Another Chance to Quote Paul Saffo


Link to August 20 NPR article, "Books have many futures".  (via Library Link of the Day)

Excerpt: Dan Visel, a founder of the appropriately named Institute for the Future of the Book, points out that, first of all, a "book" can mean many things: A cookbook, a comic book, a history book and an electronic book are all animals of different stripes.

"It would be a mistake to think that these various forms have a single, unified future," Visel says. "Rather, I think it's more appropriate to say that there are futures of the book." He sees some books, such as romances and thrillers, migrating easily to an electronic form.

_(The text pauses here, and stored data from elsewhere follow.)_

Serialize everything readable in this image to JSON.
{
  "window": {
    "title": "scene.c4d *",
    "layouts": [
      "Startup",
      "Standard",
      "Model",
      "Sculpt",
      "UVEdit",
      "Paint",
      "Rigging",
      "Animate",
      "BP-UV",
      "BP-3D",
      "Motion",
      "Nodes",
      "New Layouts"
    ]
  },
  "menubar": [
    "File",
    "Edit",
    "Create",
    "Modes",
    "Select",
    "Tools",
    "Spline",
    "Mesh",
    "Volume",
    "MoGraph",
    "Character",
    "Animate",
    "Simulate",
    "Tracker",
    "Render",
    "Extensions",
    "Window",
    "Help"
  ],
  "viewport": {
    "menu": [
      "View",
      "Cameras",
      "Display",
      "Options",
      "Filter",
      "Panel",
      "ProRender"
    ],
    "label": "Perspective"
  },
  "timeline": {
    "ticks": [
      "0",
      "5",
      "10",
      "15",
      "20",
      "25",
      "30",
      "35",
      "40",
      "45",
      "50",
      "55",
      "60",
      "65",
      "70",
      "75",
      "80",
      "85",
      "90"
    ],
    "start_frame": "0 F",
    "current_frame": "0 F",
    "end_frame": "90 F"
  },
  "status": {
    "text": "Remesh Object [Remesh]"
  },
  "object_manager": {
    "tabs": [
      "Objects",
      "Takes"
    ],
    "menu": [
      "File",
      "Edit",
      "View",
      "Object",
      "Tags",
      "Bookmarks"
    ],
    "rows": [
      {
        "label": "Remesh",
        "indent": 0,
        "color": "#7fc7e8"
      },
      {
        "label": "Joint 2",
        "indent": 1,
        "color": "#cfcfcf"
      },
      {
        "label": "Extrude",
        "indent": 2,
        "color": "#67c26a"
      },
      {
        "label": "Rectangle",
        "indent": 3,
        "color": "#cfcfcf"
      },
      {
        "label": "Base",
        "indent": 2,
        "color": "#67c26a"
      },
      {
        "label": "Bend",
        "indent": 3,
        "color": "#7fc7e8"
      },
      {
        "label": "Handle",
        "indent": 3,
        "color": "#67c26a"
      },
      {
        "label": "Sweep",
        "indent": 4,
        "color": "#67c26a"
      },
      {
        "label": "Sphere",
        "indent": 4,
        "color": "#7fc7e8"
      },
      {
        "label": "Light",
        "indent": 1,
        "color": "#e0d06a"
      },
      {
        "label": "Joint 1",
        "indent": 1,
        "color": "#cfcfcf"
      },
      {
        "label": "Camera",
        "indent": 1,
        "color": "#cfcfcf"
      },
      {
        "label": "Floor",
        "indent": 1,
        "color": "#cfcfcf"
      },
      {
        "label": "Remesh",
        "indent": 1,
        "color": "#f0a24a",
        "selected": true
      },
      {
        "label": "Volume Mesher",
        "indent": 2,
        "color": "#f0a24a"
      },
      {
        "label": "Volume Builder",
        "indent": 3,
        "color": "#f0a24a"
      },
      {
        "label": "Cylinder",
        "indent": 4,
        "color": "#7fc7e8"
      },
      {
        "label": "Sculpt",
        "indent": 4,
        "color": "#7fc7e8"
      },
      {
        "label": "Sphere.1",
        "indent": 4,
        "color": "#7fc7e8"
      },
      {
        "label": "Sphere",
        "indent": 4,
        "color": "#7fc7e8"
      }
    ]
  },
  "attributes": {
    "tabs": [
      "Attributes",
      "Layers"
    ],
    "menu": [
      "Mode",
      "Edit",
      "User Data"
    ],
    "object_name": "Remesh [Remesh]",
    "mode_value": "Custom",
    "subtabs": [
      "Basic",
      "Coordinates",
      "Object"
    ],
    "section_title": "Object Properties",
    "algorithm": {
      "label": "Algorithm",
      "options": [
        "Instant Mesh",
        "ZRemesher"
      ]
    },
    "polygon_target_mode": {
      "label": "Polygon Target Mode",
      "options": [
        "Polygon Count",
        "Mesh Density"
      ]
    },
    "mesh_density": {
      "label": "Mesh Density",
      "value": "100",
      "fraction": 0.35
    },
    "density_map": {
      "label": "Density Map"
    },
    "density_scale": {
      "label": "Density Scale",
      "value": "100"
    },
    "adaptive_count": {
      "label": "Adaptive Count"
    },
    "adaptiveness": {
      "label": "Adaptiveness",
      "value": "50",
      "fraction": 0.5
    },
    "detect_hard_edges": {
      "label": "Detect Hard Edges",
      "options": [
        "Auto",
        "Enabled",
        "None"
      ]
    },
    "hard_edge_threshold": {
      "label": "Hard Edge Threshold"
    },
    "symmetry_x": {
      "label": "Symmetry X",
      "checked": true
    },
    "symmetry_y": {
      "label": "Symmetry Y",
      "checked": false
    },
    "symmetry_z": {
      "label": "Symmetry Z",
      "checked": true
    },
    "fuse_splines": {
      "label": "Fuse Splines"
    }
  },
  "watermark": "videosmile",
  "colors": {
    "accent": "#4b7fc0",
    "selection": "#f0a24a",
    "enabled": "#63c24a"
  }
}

Other types of books are not only meant to be read, but meant to be seen: Like when a New York subway rider whips out a copy of
Going Rogue by Sarah Palin. "That sort of book largely has value as social display," Visel says. "It's not so much an instrument of revelation, because all the revelations in that book, for example, were posted online as soon as anyone could get their hands on it.

Here it is:
"Media is not a zero sum game," says Paul Saffo, a director of the Institute for the Future in Menlo Park, California. "Just because a new medium arrives doesn't mean an old medium dies out. We still have writing in an age of word processing, we still have reading in an age of video. That will continue, but the nature of reading will change as it has changed all along."
--"In so many words: how technology reshapes the reading habit," by Rebecca Piirto Heath.  American Demographics, March, 1997.